Well, I have my USB stick attached to my keychain, and my keychain is often with me when I'm getting drunk - so the probability of me losing my keys (hence my USB stick) is quite high.
So how to remedy, this most unfortunate situation and make good use of my USB dongle ?
What are my criterias ? I want to be able to stick it in any computer with an USB hub, and have a public place to share files. I also want to be able to have an encrypted part of the key, that I can access with FreeBSD.
First make sure you have the appropriate devices and options in your kernel config (you can find this information anywhere on the net).
When plugging in my usb device, I see the following in syslog:
Yeah, I've got one of them SanDisk Cruzer 128MB sticks.
Dec 13 12:15:48 mich kernel: umass0: SanDisk Corp. Cruzer Micro, rev 2.00/20.33, addr 2
Dec 13 12:15:48 mich kernel: da0 at umass-sim0 bus 0 target 0 lun 0
Dec 13 12:15:48 mich kernel: da0:
Removable Direct Access SCSI-0 device
Dec 13 12:15:48 mich kernel: da0: 1.000MB/s transfers
Dec 13 12:15:48 mich kernel: da0: 125MB (256000 512 byte sectors: 64H 32S/T 125C)
First off, I'll partition the stick - so I have two partitions. One for FAT32 and one for UFS. If commandline fdisk(1) is too complex, you can use the fdisk(1) interface from /stand/sysinstall. (Please know what you are doing here, as you can mess of the partitions on your harddrive - should you write to the wrong device).
Also, I'm asuming you've backed up all data on your USB dongle ! No ? Well, your loss.

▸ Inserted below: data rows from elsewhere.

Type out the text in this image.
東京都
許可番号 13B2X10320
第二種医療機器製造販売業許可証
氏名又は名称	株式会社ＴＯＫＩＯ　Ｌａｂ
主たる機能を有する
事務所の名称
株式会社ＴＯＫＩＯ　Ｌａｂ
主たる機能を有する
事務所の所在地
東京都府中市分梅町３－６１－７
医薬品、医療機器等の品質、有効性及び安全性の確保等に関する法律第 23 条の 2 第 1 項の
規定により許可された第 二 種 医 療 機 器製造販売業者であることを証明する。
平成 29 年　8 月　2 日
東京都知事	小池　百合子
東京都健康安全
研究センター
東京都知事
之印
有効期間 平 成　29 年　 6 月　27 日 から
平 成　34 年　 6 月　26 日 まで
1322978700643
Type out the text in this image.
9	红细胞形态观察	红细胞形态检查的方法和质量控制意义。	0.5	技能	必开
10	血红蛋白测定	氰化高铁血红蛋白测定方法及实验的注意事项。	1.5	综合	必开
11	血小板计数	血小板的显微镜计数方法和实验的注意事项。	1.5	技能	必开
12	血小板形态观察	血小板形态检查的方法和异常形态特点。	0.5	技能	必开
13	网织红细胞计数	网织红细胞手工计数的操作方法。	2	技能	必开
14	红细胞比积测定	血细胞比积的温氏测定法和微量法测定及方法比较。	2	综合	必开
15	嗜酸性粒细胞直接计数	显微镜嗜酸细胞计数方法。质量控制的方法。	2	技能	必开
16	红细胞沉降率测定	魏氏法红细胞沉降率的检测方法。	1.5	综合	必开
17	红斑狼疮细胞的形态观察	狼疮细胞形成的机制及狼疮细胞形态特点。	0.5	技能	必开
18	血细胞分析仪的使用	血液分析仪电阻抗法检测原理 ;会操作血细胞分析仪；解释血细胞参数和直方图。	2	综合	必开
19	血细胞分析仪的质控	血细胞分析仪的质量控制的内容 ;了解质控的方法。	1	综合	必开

So - I've split up my key into two 64MB partitions (slices) - one (the first) with subtype 6 (FAT) and the second with subtype 165(UFS). To contruct the actual filesystem, I will use newfs_msdos(1) - like so:
root@mich ~# newfs_msdos -F 32 /dev/da0s1Now - you will have a perfectly usable FAT32 partition on the first slice. Stick it into a MS Windows PC and see it work. This will function as my public share on the key.
The second slice I'll use for the encrypted part. You should not newfs(1) it, before having created the encrypted device - else you'll be able to mount two different filesystems that will write to the same sectors on the device - and we all know, that can't be good.
Start of by initializing gbde and creating a key. (Make sure you have OPTIONS GEOM_BDE compiled into your kernel, or that you have loaded the kernel module)
This will bring up a template with the description of the parameters for gbde. Since I'm using an UFS filesystem, I will change the sector_size to 2048 as it should be set to the fragment size. The rest I will leave as default.
root@mich ~# gbde init /dev/da0s2 -i
Now you will be prompted for your passphrase:
Fill it in twice, and voila. (The longer the passphrase, the better the encryption)
Enter new passphrase:
Now you can do:
root@mich ~# gbde attach /dev/da0s2
root@mich ~# mount /dev/da0s2.bde /mnt/key
Once you are finished putting top secret files (or your porn) into /mnt/key - you should do the following:
And your porn^h^h^hdata - is now safely stored on your USB device.
root@mich ~# umount /mnt/key
root@mich ~# gbde detach /dev/da0s2.bde
PS. Don't forget your passphrase, or you'll be screwed.